Vascular endothelial growth factor-A (VEGF) is a major target of anti-angiogenic cancer therapies. Alternative VEGFA gene splicing generates isoforms with different biological activities regulated by matrix binding and signalling through VEGF receptors and co-receptor neuropilin-1 (NRP1). Main human isoforms are VEGF121, VEGF165 and VEGF189 (VEGF120, VEGF164 and VEGF188 in mouse). Anti-VEGF therapy has made a huge clinical impact, but only in some patients, with clinical data suggesting that high circulating VEGF121 and low NRP1 may predict response. Using mouse fibrosarcoma cells expressing individual VEGF isoforms (fs120, fs164 and fs188) and differential NRP1 levels, this study explored mechanistic links between NRP1 and VEGF isoforms and their potential as predictive anti-VEGF therapy biomarkers.

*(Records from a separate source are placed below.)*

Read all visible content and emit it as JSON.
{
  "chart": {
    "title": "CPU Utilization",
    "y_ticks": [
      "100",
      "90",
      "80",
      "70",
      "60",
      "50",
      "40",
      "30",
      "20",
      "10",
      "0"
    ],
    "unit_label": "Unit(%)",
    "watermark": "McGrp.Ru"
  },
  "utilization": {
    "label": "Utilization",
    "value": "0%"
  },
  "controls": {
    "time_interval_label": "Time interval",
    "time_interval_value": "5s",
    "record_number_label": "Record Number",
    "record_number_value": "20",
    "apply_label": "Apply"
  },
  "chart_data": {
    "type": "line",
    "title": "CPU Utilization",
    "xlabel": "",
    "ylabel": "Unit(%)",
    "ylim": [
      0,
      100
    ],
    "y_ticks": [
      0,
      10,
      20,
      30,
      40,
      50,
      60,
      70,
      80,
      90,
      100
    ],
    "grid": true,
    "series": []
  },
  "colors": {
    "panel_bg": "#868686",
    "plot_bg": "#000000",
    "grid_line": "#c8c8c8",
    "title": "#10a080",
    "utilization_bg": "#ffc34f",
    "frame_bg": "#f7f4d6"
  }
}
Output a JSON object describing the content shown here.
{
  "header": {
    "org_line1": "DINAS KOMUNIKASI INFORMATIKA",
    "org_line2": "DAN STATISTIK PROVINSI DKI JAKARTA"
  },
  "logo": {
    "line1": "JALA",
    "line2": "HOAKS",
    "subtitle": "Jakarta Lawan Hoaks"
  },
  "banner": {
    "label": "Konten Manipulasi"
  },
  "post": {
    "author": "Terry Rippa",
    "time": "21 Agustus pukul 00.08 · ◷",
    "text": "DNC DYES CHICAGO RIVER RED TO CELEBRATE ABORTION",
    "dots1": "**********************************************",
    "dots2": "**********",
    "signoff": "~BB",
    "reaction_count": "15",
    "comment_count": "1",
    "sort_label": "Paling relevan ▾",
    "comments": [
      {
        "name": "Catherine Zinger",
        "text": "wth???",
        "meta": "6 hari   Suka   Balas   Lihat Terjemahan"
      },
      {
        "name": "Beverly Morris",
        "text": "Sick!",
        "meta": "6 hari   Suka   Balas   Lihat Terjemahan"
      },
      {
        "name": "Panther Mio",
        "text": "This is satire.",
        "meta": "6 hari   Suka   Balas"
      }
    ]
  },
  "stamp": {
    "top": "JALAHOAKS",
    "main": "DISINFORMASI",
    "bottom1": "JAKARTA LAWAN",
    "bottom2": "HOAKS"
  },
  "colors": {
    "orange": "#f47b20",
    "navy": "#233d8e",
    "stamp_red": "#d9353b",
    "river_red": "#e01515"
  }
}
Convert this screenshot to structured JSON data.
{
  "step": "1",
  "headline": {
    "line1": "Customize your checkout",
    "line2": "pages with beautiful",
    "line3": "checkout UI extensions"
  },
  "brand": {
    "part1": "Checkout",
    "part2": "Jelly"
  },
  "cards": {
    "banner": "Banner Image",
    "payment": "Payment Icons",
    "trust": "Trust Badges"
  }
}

Transient and CRISPR/Cas9n NRP1 knockdown in fs188 cells (fs188-NRP1KD) reduced migration without altering proliferation compared to wild type cells (fs188wt). NRP1 overexpression in fs120 cells also retarded migration compared to fs120wt cells. However, kinases driving proliferation and migration including AKT, Src and ERK-1/2 were unaffected by NRP1 overexpression and knockdown while signalling of hepatocyte growth factor that utilises NRP1 as co-receptor was only inhibited in one fs188-NRP1KD clone.
Vascularisation of fs188-NRP1KD and fs120-NRP1OE tumours was comparable to corresponding wt tumours; however, NRP1 modification resulted in smaller tumours. Fs120-NRP1OE tumours appeared more desmoplastic than fs120wt tumours with fewer dilated vessels.
Results of this study are consistent with the emerging idea that the prognostic and predictive value of NRP1 is context dependent. It is unlikely that VEGF isoforms and NRP1 alone are predictive of anti-VEGF therapy response; further work is required to unravel the complexities surrounding biomarker discovery.